Although I disagree with Peterson on all his political expressions, he is a captivating public speaker, mixing a radical tone with a caring attitude towards those he deems oppressed by the ‘wokeists’. He has engendered relationships with popular figures, appearing on Joe Rogan and Piers Morgan’s podcasts as well as a smattering of others.
No doubt about it, Peterson is the first public intellectual to truly capture the information age. To his personal credit, he can also occasionally be funny and seems to take a genuine interest in helping people, especially disenfranchised young men, even if done for the wrong reasons.
However despite his rage against what he perceives as the woke establishment, Peterson’s ideas simply reaffirm notions that have existed for thousands of years. There is nothing radical about social conservatism, Peterson is simply using the discourse of the ‘culture war’ to dress it up. Peterson’s ideas are archaically reactionary and deserve to be critiqued as such. To take one such example, Peterson’s Lobster thesis.
The lobster thesis features prominently in the first chapter of Peterson’s book ‘Stand up straight with your shoulders back’ and essentially maintains that because lobster’s organise themselves in competence hierarchies, humans should do so as well. Lobsters compete based on the same serotonin responses as humans; for example, when lobsters battle over a potential mate their serotonin levels are at play, with the winner receiving a boost while the defeated lobsters slump. As a result, the winning lobster moves around with its chest puffed out and leads its group.
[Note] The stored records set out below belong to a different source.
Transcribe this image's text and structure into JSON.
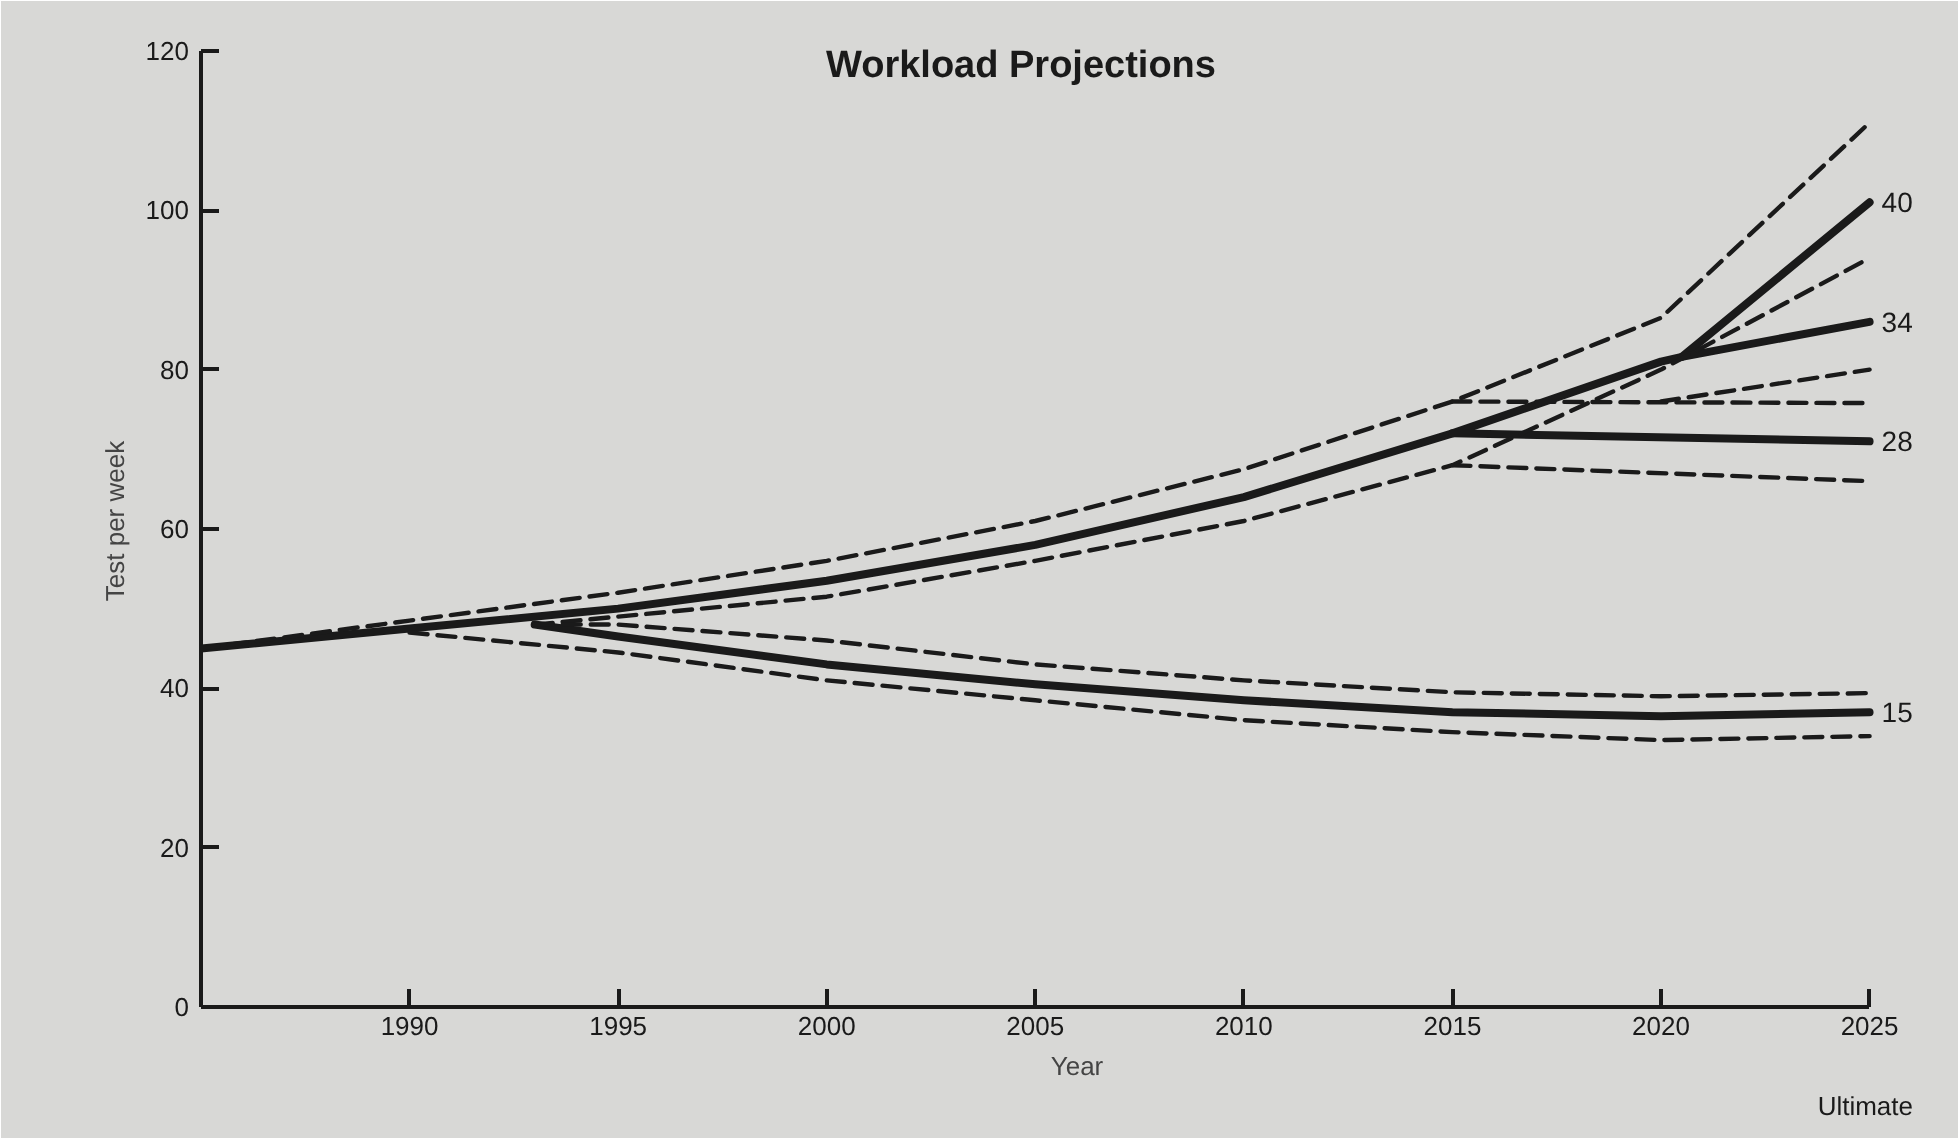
{
  "chart_data": {
    "type": "line",
    "title": "Workload Projections",
    "xlabel": "Year",
    "ylabel": "Test per week",
    "xlim": [
      1985,
      2027
    ],
    "ylim": [
      0,
      122
    ],
    "xticks": [
      1990,
      1995,
      2000,
      2005,
      2010,
      2015,
      2020,
      2025
    ],
    "yticks": [
      0,
      20,
      40,
      60,
      80,
      100,
      120
    ],
    "grid": false,
    "marker": "none",
    "line_style": "solid",
    "annotations": [
      "Ultimate"
    ],
    "series": [
      {
        "name": "40",
        "color": "#1a1a1a",
        "x": [
          1985,
          1990,
          1995,
          2000,
          2005,
          2010,
          2015,
          2020,
          2020.5,
          2025
        ],
        "values": [
          45,
          47.5,
          50,
          53.5,
          58,
          64,
          72,
          81,
          81.6,
          101
        ]
      },
      {
        "name": "34",
        "color": "#1a1a1a",
        "x": [
          2020.5,
          2025
        ],
        "values": [
          81.6,
          86
        ]
      },
      {
        "name": "28",
        "color": "#1a1a1a",
        "x": [
          2015,
          2025
        ],
        "values": [
          72,
          71
        ]
      },
      {
        "name": "15",
        "color": "#1a1a1a",
        "x": [
          1993,
          1995,
          2000,
          2005,
          2010,
          2015,
          2020,
          2025
        ],
        "values": [
          48,
          46.5,
          43,
          40.5,
          38.5,
          37,
          36.5,
          37
        ]
      },
      {
        "color": "#1a1a1a",
        "line_style": "dashed",
        "x": [
          1985,
          1990,
          1995,
          2000,
          2005,
          2010,
          2015,
          2020,
          2025
        ],
        "values": [
          45,
          48.5,
          52,
          56,
          61,
          67.5,
          76,
          86.5,
          111
        ]
      },
      {
        "color": "#1a1a1a",
        "line_style": "dashed",
        "x": [
          1993,
          1995,
          2000,
          2005,
          2010,
          2015,
          2020,
          2025
        ],
        "values": [
          48,
          49,
          51.5,
          56,
          61,
          68,
          80,
          94
        ]
      },
      {
        "color": "#1a1a1a",
        "line_style": "dashed",
        "x": [
          2015,
          2025
        ],
        "values": [
          76,
          75.8
        ]
      },
      {
        "color": "#1a1a1a",
        "line_style": "dashed",
        "x": [
          2015,
          2025
        ],
        "values": [
          68,
          66
        ]
      },
      {
        "color": "#1a1a1a",
        "line_style": "dashed",
        "x": [
          2020,
          2025
        ],
        "values": [
          76,
          80
        ]
      },
      {
        "color": "#1a1a1a",
        "line_style": "dashed",
        "x": [
          1993,
          1995,
          2000,
          2005,
          2010,
          2015,
          2020,
          2025
        ],
        "values": [
          48,
          48,
          46,
          43,
          41,
          39.5,
          39,
          39.4
        ]
      },
      {
        "color": "#1a1a1a",
        "line_style": "dashed",
        "x": [
          1990,
          1995,
          2000,
          2005,
          2010,
          2015,
          2020,
          2025
        ],
        "values": [
          47,
          44.5,
          41,
          38.5,
          36,
          34.5,
          33.5,
          34
        ]
      }
    ]
  }
}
Peterson calls this a competence based social hierarchy, where power is assigned to individuals because they are the most capable. Peterson uses this to justify post-industrial capitalism, viewing the 1% as predicated on talent, in his words CEO’s are ‘exceptionally capable highly motivated individuals’ who deserve their position. Furthermore, equality of outcome is unattainable and undesirable since it would not be “natural.”
The lobster thesis exemplifies the fault that underlies most of his philosophy: taking on a narrow view of human nature and a supposition that just because something is ‘natural’ in this way, it is inherently desirable. This example of a naturalistic fallacy first ignores the fact that neither lobsters nor humans are one dimensional beings and behave in a multitude of ways that are paradoxical if viewed through an unmovable prism of human nature.
There is a natural urge towards self-interested conflict in all animals but there is also a natural urge to socialise, to redistribute, to look after the greater good of the pack. If this were not the case then humans would have died out long ago. We are not the most physically gifted animal, not particularly strong or fast, our faculty is one of highly developed speech for advanced coordination as well as the ability to wield tools.
These were developed so we could survive, so that we could hunt larger animals such as the mammoth and share the spoils. Hunter gatherer societies were both communistically and hierarchically organised to some degree; there were leaders, but they operated to coordinate the group rather than extract surplus from it.
Secondly, even if our human nature were solely that of hierarchical self-interested competence, that does not mean we should structure our societies around it. Just because something is natural does not mean that it is right or that it works.
Some of the greatest creations of humanity such as civil and human rights didn’t grow from trees or spring from the ground, they were man made to create a better society. If we had followed Dr Peterson’s advice millions of years ago we would still all be hunter-gathers, since that was the most natural system.
This is but one of Peterson’s ideas, there are many more that are premised on the same logic. In a world apparently warped by postmodern neo-marxists, one wonders when we are going to become post-Peterson.